Sous tous les rapports, vous ne pouvez douter que l’exemple de notre dévouement ne réveille dans l’âme des hommes les vertus publiques, les passions dévorantes de l’amour de la gloire et de la Patrie. Nous maintiendrons ainsi la liberté par l’émulation et la perfection sociale résultante de cet heureux concours.

Françaises, je vous le répète encore, élevons-nous à la hauteur de nos destinées; brisons nos fers; il est temps enfin que les femmes sortent de leur honteuse nullité, où l’ignorance, l’orgueil, et l’injustice des hommes les tiennent asservies depuis si longtemps; replaçons-nous au temps où nos mères, les Gauloises et les fières Germaines, délibéraient dans les assemblées publiques, combattaient à côté de leurs époux pour repousser les ennemis de la Liberté.

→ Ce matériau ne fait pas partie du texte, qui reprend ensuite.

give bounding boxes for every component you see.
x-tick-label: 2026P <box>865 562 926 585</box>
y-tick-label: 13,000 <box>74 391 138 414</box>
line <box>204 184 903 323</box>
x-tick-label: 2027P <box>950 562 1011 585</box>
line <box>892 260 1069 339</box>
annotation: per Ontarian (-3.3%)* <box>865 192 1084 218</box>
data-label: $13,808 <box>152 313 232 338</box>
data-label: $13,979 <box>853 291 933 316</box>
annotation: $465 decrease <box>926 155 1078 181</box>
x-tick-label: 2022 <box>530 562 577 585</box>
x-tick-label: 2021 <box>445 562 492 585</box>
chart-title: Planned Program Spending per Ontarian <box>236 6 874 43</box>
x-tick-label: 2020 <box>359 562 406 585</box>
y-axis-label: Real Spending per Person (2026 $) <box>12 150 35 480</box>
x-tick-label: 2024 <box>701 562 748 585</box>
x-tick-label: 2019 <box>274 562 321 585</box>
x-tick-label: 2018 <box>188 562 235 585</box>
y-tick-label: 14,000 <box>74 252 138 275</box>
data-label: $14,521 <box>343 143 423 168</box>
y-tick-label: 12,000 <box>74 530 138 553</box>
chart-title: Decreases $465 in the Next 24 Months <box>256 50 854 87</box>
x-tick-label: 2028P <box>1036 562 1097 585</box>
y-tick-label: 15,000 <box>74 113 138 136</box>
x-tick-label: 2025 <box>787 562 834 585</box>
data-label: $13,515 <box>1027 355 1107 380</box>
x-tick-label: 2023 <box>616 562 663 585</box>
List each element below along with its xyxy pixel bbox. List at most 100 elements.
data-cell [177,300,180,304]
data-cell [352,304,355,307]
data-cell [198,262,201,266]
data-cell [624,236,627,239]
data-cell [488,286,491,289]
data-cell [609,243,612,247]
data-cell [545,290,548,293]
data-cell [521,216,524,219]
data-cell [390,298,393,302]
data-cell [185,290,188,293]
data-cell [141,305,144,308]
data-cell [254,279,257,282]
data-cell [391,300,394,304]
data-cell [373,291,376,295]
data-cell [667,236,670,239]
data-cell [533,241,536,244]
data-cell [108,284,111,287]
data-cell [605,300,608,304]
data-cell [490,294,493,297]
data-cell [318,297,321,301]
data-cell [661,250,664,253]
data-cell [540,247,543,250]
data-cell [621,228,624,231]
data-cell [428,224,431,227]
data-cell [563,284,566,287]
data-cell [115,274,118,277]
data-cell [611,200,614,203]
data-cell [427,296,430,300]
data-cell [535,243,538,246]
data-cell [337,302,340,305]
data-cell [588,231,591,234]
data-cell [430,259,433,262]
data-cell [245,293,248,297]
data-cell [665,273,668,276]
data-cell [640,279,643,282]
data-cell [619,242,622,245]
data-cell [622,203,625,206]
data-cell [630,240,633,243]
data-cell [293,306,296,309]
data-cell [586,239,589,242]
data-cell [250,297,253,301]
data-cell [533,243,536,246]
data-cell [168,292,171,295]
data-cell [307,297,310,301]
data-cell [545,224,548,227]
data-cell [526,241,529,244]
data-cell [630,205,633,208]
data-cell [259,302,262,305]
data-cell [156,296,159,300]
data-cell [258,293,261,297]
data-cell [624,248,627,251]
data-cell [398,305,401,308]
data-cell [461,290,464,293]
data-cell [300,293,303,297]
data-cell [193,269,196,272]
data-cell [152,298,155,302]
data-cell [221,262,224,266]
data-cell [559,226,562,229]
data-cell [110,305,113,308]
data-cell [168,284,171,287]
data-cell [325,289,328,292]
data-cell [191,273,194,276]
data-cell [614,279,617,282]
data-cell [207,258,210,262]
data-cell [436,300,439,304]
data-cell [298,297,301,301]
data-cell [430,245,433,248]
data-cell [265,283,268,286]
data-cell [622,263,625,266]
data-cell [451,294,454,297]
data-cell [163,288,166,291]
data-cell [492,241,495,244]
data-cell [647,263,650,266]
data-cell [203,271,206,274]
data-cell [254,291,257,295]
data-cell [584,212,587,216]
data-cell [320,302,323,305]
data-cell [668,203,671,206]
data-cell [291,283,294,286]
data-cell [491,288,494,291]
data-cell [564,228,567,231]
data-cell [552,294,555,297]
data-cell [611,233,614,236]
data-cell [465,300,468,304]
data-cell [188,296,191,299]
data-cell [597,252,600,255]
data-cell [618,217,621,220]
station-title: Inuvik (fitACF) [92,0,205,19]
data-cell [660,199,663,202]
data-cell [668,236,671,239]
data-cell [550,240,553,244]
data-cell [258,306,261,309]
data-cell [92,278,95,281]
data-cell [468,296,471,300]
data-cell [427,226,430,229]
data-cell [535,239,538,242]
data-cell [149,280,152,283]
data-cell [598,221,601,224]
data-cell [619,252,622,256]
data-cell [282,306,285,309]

Françaises, le même sang coule toujours dans nos veines; ce que nous avons fait à Beauvais, à Versailles, les 5 et 6 octobre, et dans plusieurs autres circonstances importantes et décisives, prouve que nous ne sommes pas étrangères aux sentiments magnanimes. Reprenons donc notre énergie; car si nous voulons conserver notre Liberté, il faut que nous nous préparions à faire les choses les plus sublimes. Dans le moment actuel, à cause de la corruption des mœurs, elles nous paraîtront extraordinaires, peut-être même impossibles; mais bientôt par l’effet des progrès de l’esprit public et des lumières, elles ne seront plus pour nous que simples et faciles.

Citoyennes, pourquoi n’entrerions-nous pas en concurrence avec les hommes. Prétendent-ils seuls avoir des droits à la gloire; non, non. . .  Et nous aussi nous voulons mériter une couronne civique, et briguer l’honneur de mourir pour une liberté qui nous est peut-être plus chère qu’à eux, puisque les efforts du despotisme s’appesantissaient encore plus durement sur nos têtes que sur les leurs.

Oui . . . généreuses Citoyennes, vous toutes qui m’entendez, armons-nous, allons nous exercer deux ou trois fois par semaine aux Champs-Élysées, ou au Champ de la Fédération; ouvrons une liste d’Amazones Françaises; et que toutes celles qui aiment véritablement leur Patrie, viennent s’y inscrire; nous nous réunirons ensuite pour nous concerter sur les moyens d’organiser un Bataillon à l’instar de celui des élèves de la Patrie, des Vieillards ou du Bataillon sacré de Thèbes. En finissant, qu’il me soit permit d’offrir un étendard tricolore aux Citoyennes du faubourg Saint-Antoine.»